Left inset: Ronald Shuck. Right inset: The rolling office chair that Phoenix firefighters allegedly used to try and carry Ronald Shuck. Background: The staircase that Phoenix firefighters allegedly tried to carry Ronald Shuck down before dropping him (KPNX/YouTube).
Arizona firefighters dropped a 76-year-old man on his head and back while carrying him in a “cheap roller chair” with no armrests instead of a gurney down a small flight of stairs, causing severe injuries that led to him being in a vegetative state — and his eventual death, the man”s family says.
The city of Phoenix agreed to pay a $605,000 settlement last week to Ronald Shuck’s wife after she filed a wrongful death lawsuit in 2024, accusing the Phoenix Fire Department of employing firefighters who were “improperly trained and were grossly negligent” in the care provided to Shuck in January 2024 while responding to a 911 call she placed.
Online records show that the Phoenix City Council voted unanimously to approve the settlement during a July 1 meeting.

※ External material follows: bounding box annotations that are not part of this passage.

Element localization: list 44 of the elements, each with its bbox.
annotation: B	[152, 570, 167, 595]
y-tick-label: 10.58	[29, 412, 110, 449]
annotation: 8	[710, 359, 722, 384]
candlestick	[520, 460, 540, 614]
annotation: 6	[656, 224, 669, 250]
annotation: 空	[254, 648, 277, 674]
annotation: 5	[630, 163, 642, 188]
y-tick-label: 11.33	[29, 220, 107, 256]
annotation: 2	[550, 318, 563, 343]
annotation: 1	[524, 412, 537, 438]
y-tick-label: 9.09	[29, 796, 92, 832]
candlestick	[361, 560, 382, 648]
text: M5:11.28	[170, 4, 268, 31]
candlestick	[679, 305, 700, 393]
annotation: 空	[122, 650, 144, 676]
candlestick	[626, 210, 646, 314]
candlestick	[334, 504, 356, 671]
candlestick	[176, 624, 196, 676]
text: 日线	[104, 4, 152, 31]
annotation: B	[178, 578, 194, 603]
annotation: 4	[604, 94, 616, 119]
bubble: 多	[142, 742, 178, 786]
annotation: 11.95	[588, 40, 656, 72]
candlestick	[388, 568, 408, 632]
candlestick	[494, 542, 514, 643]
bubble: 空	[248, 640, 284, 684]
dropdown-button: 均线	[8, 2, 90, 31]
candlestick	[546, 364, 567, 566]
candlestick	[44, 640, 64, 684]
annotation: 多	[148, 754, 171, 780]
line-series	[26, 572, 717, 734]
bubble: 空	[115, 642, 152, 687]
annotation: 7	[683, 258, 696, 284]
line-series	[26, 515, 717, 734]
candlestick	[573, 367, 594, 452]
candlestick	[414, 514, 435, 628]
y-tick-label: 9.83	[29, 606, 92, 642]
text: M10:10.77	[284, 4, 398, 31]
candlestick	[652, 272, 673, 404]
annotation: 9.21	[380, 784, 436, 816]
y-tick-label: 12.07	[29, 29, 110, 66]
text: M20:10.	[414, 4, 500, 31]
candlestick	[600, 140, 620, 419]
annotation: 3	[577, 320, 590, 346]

“On or about January 5, 2024, Ronald Shuck, decedent, found himself unable to stand up from the toilet,” his wife’s legal complaint said. “City of Phoenix firefighters arrived at his residence to provide aid to Ronald and placed him into a desk chair with rollers to check his vitals. After assessment, firefighters recommended that Ronald be taken to the hospital by ambulance for a complete evaluation.”
Once the ambulance arrived, four of the firefighters allegedly attempted to use the desk chair to lift Shuck “up from his porch” and “walk down the four steps at the entry/exit of the Shuck’s trailer home,” the complaint said.
Shuck was facing backward when the firefighters allegedly dropped him as they proceeded down the steps. This caused Shuck to “fall out of the chair backwards hitting the concrete stairs, cement, and then the ground with his head and upper back,” according to the complaint. His wife allegedly saw everything unfold as Shuck broke his back and neck.
“Ronald immediately complained of intense head pain and back pain,” the document alleged. “The City of Phoenix Firefighters failed to provide Ronald Shuck with a safe transfer. The firefighters’ actions were grossly negligent.”
After allegedly dropping Shuck, the firefighters transported him to the hospital where he was “diagnosed with injuries caused by the drop,” per the complaint. “As a result of the defendants’ negligence, Ronald Shuck died,” the document said.
“He was unable to walk and should have been carried out to the ambulance on a gurney and/or proper transport device with restraints and straps,” the complaint concluded. “The defendants and each of them, recklessly created an unsafe condition. The defendants knew or should have known that they created or allowed to exist a hazardous and dangerous situation in which a member of the general public could be injured.”
Shuck’s son, Ryan Shuck, told local NBC affiliate KPNX in February 2024 that his father was “not a small person,” so he doesn’t understand why the firefighters would “choose” to use a “cheap roller chair with no armrests” instead of a gurney. Ronald Shuck died on Jan. 23, 2024.
“Someone should suffer the consequences for what they did,” he said. “He could no longer move or talk, or eat or drink. Watching him take his last breath was probably the hardest moment of my life.”
The city of Phoenix did not respond to Law&Crime’s requests for comment Monday.